The Post-COVID Supply Chain – What Will it Look Like?
By Patrick Bower, Senior Director of Supply Chain & Logistics, Aceto
At some point, COVID will come to an end (or, as some experts point out, will become endemic and life will stabilize). From a chemical supply chain perspective, however, what does a post-COVID world look like?
Here are five ways chemical supply chains will likely evolve.
Industry will carry higher inventories.
Supply demand and supply chain uncertainty have already led to higher inventories. While inventory buildup carries its own risks, it is likely to continue to be a primary risk mitigation tactic – at least in the near term while COVID remains a threat. After years spent focusing on lean inventories, inventory buildup is becoming our go-to failsafe approach. Companies should continue to expect longer lead times and more uncertainty around demand and supply. It may be many years before this way of thinking is replaced by financial stakeholders demanding reductions in inventory levels.
Onshore production will be preferred, but the transition – if it happens – will be slow.
COVID unleashed global supply chain mayhem, ranging from massive increases in container and shipping costs, long lead times, port constraints, and increased inventory requirements. Offshore supply models came under fire, and the clamor for reshoring became deafening. However, the practicality of reshoring is subject to several criteria: will it be more economical, and will it be less risky? To the latter point, if raw material sources remain in Asia, dependency on long supply chains to support production will remain, as will the risks.
As we are already seeing, companies are choosing instead to blend onshore and offshore supply resources to create a balanced geographical risk. With regard to reshoring, the easiest path to greater onshore capacity will likely be through acquisitions and expansion of existing facilities instead of outright greenfield development of new manufacturing facilities.
Dual-Sourcing & multi-sourcing will grow in popularity.
This point is less a forecast and more of a commentary of what is currently underway. There has been a dramatic shift towards more traditional risk mitigation strategies, such as building inventory and dual sourcing. COVID put a stake through the heart of single-vendor, lowest-price sourcing. As risk mitigation continues, sourcing diversity will become the preferred strategy as companies look for suppliers that can offer sourcing in multiple geographies, blended lead times, and a mixed supply model comprised of both distributors and manufacturers.
Such a shift won’t occur overnight. Industry leaders will need time to consider which risk-related items to diversify. It will, however, happen – and chemical suppliers should be prepared for an increase in sales activity, sampling, qualification runs, and audits.
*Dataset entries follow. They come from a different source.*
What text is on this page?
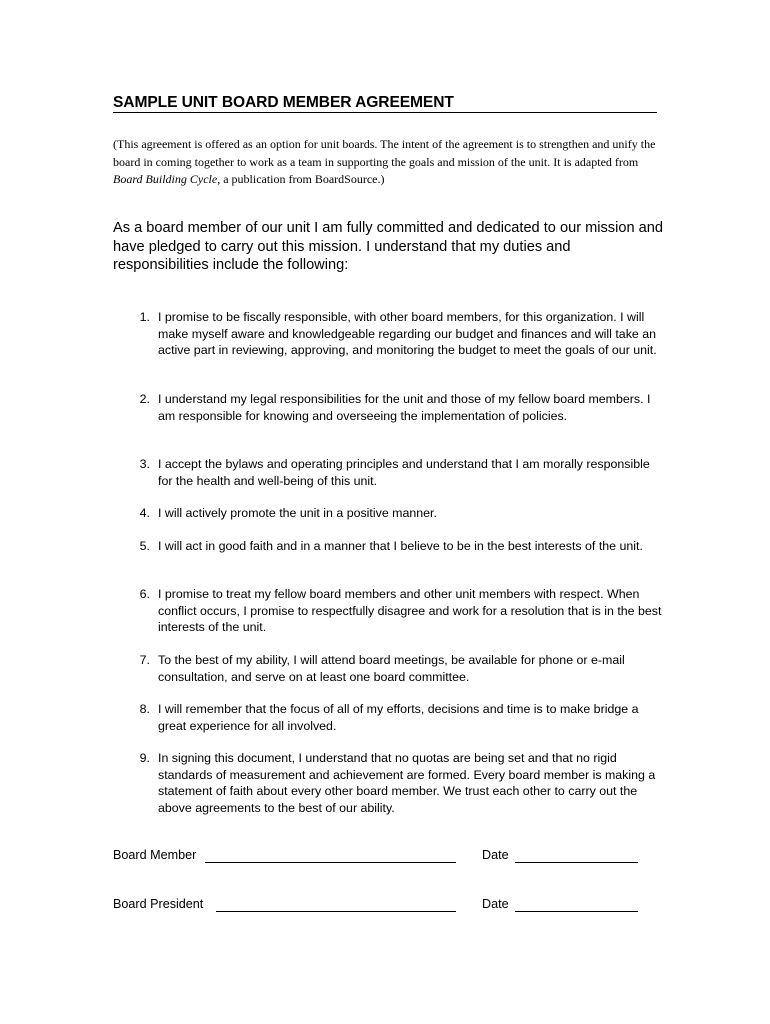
SAMPLE UNIT BOARD MEMBER AGREEMENT
(This agreement is offered as an option for unit boards. The intent of the agreement is to strengthen and unify the board in coming together to work as a team in supporting the goals and mission of the unit. It is adapted from Board Building Cycle, a publication from BoardSource.)
As a board member of our unit I am fully committed and dedicated to our mission and have pledged to carry out this mission. I understand that my duties and responsibilities include the following:
1. I promise to be fiscally responsible, with other board members, for this organization. I will make myself aware and knowledgeable regarding our budget and finances and will take an active part in reviewing, approving, and monitoring the budget to meet the goals of our unit.
2. I understand my legal responsibilities for the unit and those of my fellow board members. I am responsible for knowing and overseeing the implementation of policies.
3. I accept the bylaws and operating principles and understand that I am morally responsible for the health and well-being of this unit.
4. I will actively promote the unit in a positive manner.
5. I will act in good faith and in a manner that I believe to be in the best interests of the unit.
6. I promise to treat my fellow board members and other unit members with respect. When conflict occurs, I promise to respectfully disagree and work for a resolution that is in the best interests of the unit.
7. To the best of my ability, I will attend board meetings, be available for phone or e-mail consultation, and serve on at least one board committee.
8. I will remember that the focus of all of my efforts, decisions and time is to make bridge a great experience for all involved.
9. In signing this document, I understand that no quotas are being set and that no rigid standards of measurement and achievement are formed. Every board member is making a statement of faith about every other board member. We trust each other to carry out the above agreements to the best of our ability.
Board Member	Date
Board President	Date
One outcome of a shift towards multi-sourcing will be smaller, more incremental slices of a manufacturer’s business as multiple vendors are selected to reduce risks (whether geographically or based on other criteria).
Supply chain risk assessments will become commonplace.
Awareness of supply chain risks had been growing prior to COVID, and the pandemic launched the practice of risk assessment into overdrive. Companies across the chemical supply chain are expected to understand their own supply chains at least 2 or 3 tiers or layers deep. Suppliers should be ready for supply chain risk assessments and should be prepared to explain the number of levels of visibility they have, their geographic locations, and item-level production constraints. This knowledge is likely to become a more pronounced differentiator during the sales process.
Cancellations have already occurred over the last two years and will – without a doubt – happen again. Hand sanitizer orders demonstrated the initial wave of cancellations. One retailer who placed orders for millions of dollars’ worth of hand sanitizer at the peak of market demand canceled the orders a month later when the market reached saturation. The supply chain repercussions? The manufacturer was left with extra alcohol, fragrance, packaging, and glycerin inventory.
Order cancellation is an issue that starts at the retail level and cascades backward to the chemical suppliers, and it may be unavoidable. Companies should recognize that long-term order bookings may be an artificial measure and consider altering cancellation policies.
One Last Point: Growing Collaboration with Suppliers
Speaking with supply chain professionals, it is clear that a common theme has emerged: collaboration with suppliers. Over the last two years, proactive companies have engaged in unprecedented collaboration with their trading partners. While this approach evolved out of COVID-driven necessity, such dialogue should continue post-COVID as it provides a clear path to strengthening global supply chain security.